US Military Tired of Questions From Media, Restricts Access to Guantanamo
General John F. Kelly, the commander of United States Southern Command who is in charge of Guantanamo military prison, has restricted media access because he is increasingly frustrated with reporters, who “question officials” about President Barack Obama’s failure to close the facility.
The Associated Press reported on Dec. 17 that journalists will now be allowed four trips to Guantanamo per year. The trips will last no more than one day. Reporters will be prohibited from accessing either of the two prison camps, “where a majority of the 107 current prisoners are held.”
The New York Times additionally reported, “The general said he no longer wanted reporters to talk to lower-level guards because it was not their role to opine about detention operations, or to go inside the prison because that could cause disruptions. However, he said, depending on what else is going on, exceptions might be made to let first-time visitors inside.”
Kelly justified the decision by saying military officers are not authorized to talk about why Obama has not closed Guantanamo yet. So, to deal with the problem of being asked questions they do not wish to answer, the solution is to limit the ability of reporters to access the facility.
The general also claimed foreign delegations, which are from countries considering the resettlement of prisoners, and congressional delegations have strained resources. He also noted one reporter allegedly was “very abusive” or “extremely impolite” to a staff member of the prison library.

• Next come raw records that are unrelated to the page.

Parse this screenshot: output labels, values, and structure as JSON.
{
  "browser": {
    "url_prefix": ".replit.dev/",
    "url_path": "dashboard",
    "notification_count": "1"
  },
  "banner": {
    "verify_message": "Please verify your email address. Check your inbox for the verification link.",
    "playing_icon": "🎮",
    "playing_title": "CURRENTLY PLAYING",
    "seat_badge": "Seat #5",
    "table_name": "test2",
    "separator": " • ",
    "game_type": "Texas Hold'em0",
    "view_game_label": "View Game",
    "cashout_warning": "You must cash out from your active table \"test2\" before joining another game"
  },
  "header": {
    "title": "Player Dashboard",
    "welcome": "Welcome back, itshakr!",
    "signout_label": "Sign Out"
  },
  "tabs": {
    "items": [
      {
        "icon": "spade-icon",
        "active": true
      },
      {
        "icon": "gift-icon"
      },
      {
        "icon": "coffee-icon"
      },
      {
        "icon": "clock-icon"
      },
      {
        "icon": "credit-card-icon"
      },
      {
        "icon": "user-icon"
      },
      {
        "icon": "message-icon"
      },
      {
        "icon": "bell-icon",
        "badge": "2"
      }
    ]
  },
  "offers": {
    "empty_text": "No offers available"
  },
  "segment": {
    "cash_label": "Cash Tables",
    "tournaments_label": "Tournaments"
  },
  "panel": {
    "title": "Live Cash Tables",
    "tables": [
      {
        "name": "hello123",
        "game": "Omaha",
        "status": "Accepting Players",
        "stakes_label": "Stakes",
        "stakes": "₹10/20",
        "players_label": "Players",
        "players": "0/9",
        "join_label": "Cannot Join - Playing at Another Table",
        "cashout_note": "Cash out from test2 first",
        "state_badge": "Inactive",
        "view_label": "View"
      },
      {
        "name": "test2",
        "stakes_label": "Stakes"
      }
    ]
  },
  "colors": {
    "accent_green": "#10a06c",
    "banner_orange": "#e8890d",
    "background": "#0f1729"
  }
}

However, this appears to be another example of how the military makes a mockery of Guantanamo’s motto: “Safe, Humane, Legal, Transparent.”
On December 5, Miami Herald journalist Carol Rosenberg, who had been painstakingly tracking the number of people on hunger strike (as well as which prisoners were being force-fed by the military), reported the military would no longer release hunger strike data to press.

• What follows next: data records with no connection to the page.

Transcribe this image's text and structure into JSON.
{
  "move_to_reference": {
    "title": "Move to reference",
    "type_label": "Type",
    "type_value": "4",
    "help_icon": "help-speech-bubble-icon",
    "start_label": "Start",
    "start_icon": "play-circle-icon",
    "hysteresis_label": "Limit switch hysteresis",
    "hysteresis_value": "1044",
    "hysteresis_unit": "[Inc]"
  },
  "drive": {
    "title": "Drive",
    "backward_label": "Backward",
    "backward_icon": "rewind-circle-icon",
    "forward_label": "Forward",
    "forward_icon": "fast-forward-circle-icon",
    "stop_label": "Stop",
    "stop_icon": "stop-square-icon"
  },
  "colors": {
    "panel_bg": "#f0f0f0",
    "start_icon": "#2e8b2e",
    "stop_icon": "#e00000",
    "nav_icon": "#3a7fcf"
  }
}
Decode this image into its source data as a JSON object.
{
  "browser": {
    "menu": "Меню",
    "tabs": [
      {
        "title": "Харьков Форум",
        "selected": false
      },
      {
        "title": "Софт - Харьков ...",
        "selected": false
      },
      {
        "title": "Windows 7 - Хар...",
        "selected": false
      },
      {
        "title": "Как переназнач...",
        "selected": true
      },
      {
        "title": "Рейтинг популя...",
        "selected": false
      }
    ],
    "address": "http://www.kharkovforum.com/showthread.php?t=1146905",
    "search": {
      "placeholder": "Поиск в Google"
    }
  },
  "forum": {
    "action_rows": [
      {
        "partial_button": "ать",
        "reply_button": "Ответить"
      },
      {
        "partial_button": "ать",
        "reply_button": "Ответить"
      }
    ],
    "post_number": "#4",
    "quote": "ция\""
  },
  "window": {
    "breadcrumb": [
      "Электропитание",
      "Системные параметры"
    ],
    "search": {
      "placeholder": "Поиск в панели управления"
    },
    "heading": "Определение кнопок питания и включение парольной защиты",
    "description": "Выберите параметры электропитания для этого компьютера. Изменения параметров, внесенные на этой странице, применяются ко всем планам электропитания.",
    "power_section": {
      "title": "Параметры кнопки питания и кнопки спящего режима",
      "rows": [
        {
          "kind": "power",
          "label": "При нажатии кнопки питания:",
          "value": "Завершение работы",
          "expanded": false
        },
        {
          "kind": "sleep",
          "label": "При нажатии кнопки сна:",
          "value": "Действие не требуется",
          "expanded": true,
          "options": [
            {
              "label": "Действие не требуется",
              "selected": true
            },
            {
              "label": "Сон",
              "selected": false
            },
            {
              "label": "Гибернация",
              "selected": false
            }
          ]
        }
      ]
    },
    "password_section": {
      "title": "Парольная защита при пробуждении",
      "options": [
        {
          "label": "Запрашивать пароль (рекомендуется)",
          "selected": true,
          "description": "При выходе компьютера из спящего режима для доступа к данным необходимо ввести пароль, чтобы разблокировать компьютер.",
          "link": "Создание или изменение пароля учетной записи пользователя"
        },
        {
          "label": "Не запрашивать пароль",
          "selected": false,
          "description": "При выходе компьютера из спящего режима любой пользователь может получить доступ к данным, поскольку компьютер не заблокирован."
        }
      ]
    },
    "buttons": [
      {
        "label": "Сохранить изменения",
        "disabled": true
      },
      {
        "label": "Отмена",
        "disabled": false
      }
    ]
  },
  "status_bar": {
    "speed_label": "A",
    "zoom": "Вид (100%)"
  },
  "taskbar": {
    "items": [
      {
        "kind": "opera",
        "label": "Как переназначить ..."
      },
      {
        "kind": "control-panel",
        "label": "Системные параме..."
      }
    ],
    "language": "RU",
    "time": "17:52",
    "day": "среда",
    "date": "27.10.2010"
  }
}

General John F. Kelly made this decision as well. He believed hunger strike data was “manipulating” public opinion and that the data alone told him “nothing.”

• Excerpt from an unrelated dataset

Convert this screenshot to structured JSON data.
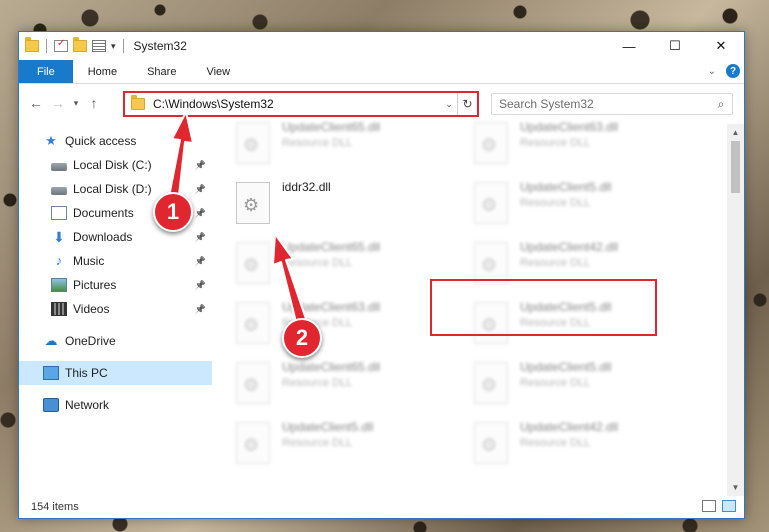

At the time, one of the biggest hunger strikes in the history of Guantanamo was unfolding. It renewed attention to the issue of closing Guantanamo. It forced President Obama to “renew” efforts to release prisoners. However, like the restrictions to media access now, the decision to no longer release hunger strike data was motivated by a desire to control what was printed in the press about Guantanamo.
“JTF-Guantánamo allows detainees to peacefully protest but will not further their protests by reporting the numbers to the public,” declared Navy Commander John Filostrat, who led the public relations team at Guantanamo. “The release of this information serves no operational purpose and detracts from the more important issues, which are the welfare of detainees and the safety and security of our troops.”
More recently, the Guantanamo military commission let intelligence agencies censor public testimony from transcripts of proceedings.
Rosenberg reported on December 6 that “more than 130 pages” had “blacked out” sections. There were 37 pages, which were “completely redacted.” This was testimony reporters in attendance had heard before the agencies decided to engage in censorship. (Note: The military commission’s motto is “Fairness, Transparency, Justice.”)
‘We still do the same things’
As the Times pointed out, “Until now, the military has generally permitted small numbers of reporters to visit the prison throughout the year if no military commission hearing is going on.”
Reporters have been allowed into the two main camps. While they have not been allowed to speak to detainees, they have been able to talk to officers working in the camps.
Kelly told a Times reporter, “The camps have not changed since the last time you’ve been there. We still do the same things.” Which is probably true. The prison still abuses prisoners, especially prisoners who engage in hunger strikes. They subject the prisoners to brutal force-feedings, and they permit officers to humiliate prisoners, most of which are cleared for release.
Finally, the change could not come at a more critical time for the Obama administration. It has about one year left to successfully achieve a key promise that will forever be linked to the president’s legacy. What he does now matters more than ever. But Republicans have never been more rabid when it comes to keeping innocent Guantanamo prisoners jailed indefinitely.
Reports indicate Defense Secretary Ashton Carter has approved the release of Guantanamo prisoners and notified Congress of the planned release of these prisoners by the end of January 2016. This will bring the population to 90 prisoners.
Yet, even as the administration makes moves to release prisoners, former Guantanamo prisoner Shaker Aamer, who was released in October, insists torture and abuse continues.
When the Obama administration most deserves to have its Guantanamo policies scrutinized, the military is acting like it has to make changes to media access to improve “efficiency” at the facility. It’s clear this is about reducing media interest and press coverage of operations to the point where the only stories left are the ones built around propaganda released by the military.